Soon there is a “chain reaction of spawning, which sweeps across the oyster beds, turning the water milky white with millions of eggs and with clouds of sperm,” said Alice Jane Lippson and Robert Lippson in “Life in the Chesapeake Bay.”
All the while, you are sipping a beer and eating a picnic lunch above!
Soon, many eggs are fertilized and turn into little larvae—baby oyster orphans looking for a home in which to settle down and grow up. Something in the water often attracts them to oyster beds and the little ones drop down and attach themselves to the older oysters or discarded shell.
These baby oysters are called spat. Spat is not a very endearing term for something so little that will grow up to be so delicious.

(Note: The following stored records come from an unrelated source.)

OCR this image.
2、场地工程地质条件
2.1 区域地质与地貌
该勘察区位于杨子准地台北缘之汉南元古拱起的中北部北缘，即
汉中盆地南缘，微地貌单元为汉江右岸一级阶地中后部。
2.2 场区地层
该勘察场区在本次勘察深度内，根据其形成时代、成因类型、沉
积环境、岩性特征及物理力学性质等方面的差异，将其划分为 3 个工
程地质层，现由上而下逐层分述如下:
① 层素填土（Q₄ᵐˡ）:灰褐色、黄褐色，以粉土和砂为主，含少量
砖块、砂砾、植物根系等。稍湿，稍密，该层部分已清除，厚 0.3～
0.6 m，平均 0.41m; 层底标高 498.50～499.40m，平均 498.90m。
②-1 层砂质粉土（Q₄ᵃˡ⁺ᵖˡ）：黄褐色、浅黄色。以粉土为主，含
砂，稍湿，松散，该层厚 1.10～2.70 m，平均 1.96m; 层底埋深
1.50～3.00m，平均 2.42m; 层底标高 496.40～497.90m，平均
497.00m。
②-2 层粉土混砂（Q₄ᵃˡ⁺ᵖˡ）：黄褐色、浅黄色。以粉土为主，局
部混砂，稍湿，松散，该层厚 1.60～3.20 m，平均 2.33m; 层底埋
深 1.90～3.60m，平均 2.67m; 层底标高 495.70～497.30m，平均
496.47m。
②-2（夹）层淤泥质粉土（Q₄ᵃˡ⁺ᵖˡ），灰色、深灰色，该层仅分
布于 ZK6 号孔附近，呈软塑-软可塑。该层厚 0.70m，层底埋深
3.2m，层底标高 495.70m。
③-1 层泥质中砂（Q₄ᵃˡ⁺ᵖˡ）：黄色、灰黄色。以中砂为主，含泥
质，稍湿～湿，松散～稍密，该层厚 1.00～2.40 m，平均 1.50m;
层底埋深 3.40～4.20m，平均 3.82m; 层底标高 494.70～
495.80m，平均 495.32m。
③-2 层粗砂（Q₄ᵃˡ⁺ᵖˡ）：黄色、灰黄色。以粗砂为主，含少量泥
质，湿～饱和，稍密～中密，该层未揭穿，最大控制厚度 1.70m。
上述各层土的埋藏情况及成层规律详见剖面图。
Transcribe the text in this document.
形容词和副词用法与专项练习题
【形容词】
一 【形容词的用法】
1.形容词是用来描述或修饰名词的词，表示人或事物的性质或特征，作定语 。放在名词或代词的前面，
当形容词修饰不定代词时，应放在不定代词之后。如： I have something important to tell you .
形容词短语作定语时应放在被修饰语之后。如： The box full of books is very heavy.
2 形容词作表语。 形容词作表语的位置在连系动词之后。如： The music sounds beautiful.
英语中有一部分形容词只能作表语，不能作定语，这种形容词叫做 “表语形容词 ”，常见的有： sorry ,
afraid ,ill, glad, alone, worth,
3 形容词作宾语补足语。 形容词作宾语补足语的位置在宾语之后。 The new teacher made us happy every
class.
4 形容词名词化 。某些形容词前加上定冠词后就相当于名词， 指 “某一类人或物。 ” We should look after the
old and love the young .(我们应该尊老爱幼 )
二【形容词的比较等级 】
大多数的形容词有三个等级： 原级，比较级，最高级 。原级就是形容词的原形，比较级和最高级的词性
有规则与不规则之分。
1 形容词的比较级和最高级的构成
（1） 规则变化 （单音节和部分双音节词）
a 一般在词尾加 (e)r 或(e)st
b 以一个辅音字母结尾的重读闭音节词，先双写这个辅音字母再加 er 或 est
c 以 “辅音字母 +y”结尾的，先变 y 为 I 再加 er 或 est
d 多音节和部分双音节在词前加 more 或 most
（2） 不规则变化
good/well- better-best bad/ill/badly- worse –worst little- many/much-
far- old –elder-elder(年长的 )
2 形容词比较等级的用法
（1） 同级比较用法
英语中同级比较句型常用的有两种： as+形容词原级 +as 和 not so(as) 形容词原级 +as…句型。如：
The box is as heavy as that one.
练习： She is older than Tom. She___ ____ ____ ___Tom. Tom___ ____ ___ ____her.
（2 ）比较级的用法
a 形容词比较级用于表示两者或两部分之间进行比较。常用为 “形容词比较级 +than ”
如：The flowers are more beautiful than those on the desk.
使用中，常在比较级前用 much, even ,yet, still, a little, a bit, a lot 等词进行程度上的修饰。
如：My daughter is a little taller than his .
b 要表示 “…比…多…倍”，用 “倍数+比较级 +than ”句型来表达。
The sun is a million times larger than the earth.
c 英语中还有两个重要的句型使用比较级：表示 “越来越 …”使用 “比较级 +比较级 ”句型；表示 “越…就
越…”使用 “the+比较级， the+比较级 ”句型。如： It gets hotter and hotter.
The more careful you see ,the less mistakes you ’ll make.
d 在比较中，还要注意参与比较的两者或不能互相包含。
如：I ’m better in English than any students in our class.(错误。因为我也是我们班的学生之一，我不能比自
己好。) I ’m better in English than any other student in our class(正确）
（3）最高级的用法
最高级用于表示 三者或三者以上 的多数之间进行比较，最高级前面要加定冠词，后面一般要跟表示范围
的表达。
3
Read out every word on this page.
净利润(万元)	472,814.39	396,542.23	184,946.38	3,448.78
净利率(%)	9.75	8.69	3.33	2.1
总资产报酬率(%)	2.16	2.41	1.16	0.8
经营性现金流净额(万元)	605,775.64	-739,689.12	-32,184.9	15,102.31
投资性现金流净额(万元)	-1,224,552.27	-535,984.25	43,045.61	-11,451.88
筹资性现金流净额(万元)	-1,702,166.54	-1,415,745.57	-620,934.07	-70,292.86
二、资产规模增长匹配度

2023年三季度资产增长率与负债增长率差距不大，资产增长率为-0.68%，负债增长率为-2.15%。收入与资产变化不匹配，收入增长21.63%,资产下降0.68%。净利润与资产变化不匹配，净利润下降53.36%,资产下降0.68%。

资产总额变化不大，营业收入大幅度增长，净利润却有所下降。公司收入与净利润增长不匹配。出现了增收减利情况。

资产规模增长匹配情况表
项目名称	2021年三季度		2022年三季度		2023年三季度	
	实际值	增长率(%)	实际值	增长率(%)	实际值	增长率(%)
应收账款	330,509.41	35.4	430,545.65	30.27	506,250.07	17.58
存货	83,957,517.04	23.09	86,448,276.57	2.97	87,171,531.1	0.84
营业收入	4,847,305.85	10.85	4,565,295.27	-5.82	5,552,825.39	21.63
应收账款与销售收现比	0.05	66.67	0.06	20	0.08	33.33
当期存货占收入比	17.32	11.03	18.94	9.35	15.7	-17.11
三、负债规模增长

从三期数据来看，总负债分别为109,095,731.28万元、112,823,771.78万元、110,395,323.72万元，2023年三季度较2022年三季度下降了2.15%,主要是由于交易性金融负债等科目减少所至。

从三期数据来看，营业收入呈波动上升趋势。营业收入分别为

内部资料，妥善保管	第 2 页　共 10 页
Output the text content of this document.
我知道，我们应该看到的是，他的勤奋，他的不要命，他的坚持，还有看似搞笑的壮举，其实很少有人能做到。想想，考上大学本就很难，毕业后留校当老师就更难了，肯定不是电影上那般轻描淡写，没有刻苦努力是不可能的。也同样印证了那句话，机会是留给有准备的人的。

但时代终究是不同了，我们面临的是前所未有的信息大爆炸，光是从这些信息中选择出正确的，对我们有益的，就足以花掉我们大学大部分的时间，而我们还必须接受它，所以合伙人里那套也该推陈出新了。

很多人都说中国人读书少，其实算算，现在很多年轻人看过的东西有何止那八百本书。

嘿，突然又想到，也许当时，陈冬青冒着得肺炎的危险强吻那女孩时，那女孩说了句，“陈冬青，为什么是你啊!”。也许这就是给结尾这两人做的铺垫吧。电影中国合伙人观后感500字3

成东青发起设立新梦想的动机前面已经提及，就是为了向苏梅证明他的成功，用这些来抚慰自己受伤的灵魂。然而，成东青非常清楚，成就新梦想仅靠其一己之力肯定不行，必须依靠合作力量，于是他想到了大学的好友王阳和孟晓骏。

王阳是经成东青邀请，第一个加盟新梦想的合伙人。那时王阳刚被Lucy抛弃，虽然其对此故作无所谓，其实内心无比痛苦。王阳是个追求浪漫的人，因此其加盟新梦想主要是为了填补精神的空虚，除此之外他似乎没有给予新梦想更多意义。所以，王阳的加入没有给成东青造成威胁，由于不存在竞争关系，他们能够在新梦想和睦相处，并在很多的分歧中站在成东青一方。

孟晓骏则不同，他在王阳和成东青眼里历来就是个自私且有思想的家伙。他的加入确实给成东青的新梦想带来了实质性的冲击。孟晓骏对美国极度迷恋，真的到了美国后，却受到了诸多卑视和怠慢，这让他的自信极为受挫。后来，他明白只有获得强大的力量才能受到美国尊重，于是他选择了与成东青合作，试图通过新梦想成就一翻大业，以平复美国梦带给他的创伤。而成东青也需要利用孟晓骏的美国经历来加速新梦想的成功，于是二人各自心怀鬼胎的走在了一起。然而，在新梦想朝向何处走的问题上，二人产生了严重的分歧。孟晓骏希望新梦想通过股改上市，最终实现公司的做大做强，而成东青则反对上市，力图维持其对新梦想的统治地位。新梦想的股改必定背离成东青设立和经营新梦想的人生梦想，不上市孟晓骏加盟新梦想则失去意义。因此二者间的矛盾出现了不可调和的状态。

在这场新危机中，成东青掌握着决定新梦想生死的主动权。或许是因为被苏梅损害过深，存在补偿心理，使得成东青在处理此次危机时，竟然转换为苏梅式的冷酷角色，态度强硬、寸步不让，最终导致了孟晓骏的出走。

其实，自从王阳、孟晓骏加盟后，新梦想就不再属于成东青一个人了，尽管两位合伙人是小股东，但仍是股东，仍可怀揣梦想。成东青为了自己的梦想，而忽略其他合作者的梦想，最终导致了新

The photo above is of an oyster shell from the Lynnhaven with spat all over it. Most of those tiny little spots are baby oysters ready to take off and grow.
But when I think of spat, I think of the past tense of spit, or maybe of a fuss between cats.
Brent James, LRNow Oyster Restoration Coordinator, says the name dates as far back as the 14th century, but he does not know its origin.
Does anyone know how the babies of one of our most favorites foods ever got such a name?